Вечером дома Лёвушкин откусывал от себя очередной кусок мяса, запивал водой. И это не трогательная легенда о безграничной родительской любви пеликанов к своим птенцам, когда родители вырывают клювом из собственной груди мясо и кормят детёнышей – нет! И это не «Злой дух Ямбуя», где старик-охотник отрезал свои уши и съел их, чтобы выжить в тайге. Это тяжёлая ноша, крест, оправдание или некий протест перед той действительностью, которая окружала Лёвушкина с Запада, Севера, Востока и Юга, – сомнительная выдумка.
4
Каждый следующий день походил на предыдущий день. Казалось, жизнь убегает от Лёвушкина, ей не интересно с ним. Глядя на себя в зеркало, он оттопыривал складки жира, осматривал шрамы, говорил:
– Идеальной формы не существует в природе. Отсюда: любое искусство происходит – доделать, приукрасить, сделать совершенным. Либо вообще – исказить, деформировать… Последним, кстати, я занимаюсь в основном.

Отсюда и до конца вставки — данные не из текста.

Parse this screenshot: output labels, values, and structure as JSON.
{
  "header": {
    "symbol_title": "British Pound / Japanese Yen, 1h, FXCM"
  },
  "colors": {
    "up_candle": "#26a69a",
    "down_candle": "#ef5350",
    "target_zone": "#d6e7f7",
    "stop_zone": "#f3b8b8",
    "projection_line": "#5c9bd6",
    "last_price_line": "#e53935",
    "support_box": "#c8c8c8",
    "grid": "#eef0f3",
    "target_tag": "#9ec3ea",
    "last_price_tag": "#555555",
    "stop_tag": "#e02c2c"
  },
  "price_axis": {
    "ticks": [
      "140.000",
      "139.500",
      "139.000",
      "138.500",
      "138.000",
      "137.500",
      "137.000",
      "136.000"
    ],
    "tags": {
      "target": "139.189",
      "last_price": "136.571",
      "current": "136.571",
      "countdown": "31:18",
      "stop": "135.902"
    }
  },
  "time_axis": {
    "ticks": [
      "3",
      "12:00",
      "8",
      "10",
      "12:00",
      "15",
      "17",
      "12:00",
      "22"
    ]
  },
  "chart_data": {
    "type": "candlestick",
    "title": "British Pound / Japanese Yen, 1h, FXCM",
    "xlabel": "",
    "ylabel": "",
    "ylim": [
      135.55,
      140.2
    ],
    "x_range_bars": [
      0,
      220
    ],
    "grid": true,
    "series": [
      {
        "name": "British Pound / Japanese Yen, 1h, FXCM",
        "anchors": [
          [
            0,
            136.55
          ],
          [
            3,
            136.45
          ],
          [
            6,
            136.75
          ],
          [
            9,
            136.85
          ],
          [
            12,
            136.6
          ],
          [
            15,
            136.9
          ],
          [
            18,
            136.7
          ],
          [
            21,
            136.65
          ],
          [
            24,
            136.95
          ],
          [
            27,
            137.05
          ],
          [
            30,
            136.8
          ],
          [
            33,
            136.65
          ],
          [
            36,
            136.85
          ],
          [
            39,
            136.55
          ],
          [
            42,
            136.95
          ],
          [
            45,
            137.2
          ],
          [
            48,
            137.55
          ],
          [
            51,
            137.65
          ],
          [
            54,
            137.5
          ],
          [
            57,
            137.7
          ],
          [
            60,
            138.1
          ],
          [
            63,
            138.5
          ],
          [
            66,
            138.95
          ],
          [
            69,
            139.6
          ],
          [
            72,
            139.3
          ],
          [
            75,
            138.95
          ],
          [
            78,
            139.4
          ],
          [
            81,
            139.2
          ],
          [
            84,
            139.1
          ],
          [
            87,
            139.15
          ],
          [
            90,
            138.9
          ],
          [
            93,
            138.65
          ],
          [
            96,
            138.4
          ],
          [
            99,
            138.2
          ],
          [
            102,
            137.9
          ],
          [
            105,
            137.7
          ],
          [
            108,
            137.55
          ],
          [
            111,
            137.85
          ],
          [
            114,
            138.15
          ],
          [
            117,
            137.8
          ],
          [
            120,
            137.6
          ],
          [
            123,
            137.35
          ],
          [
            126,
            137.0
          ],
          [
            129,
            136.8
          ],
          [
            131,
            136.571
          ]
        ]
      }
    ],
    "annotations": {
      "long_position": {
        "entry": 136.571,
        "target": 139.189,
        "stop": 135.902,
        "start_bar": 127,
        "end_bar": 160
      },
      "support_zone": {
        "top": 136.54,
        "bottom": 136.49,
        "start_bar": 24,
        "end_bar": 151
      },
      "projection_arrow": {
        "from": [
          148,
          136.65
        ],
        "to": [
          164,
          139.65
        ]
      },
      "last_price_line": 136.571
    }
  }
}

Он болезненно улыбался. Показать себя, показать своё тело и душу, Лёвушкин решался только самому себе.
В обеденный перерыв Лёвушкин оставался на своём рабочем месте, не шёл со всеми на обед, продолжал работать. Для него это было обычным временем дня, а не еда.
Ужин собственной плотью утолял голод к вечеру, кровоточащие раны заливались зелёнкой, перевязывались бинтами. Повреждённое тело скрывалось под одеждой. Никто не догадывался, что происходит с Лёвушкиным. Лишь чуткий сон предупреждал о серьёзных проблемах.
Вскоре пропал и он. Бессонница привела к головным болям. Глаза покраснели. Вдруг все работники офиса в один голос заговорили, что с Лёвушкиным происходит что-то неладное. Лишь Надежда молчала. От неё исходила пустота, холод и безразличие. Вечером она садилась за руль своего автомобиля, сигналила всем, кто стоял, провожал её взглядом, исчезала за углом соседнего здания. Только тогда Лёвушкин плёлся домой.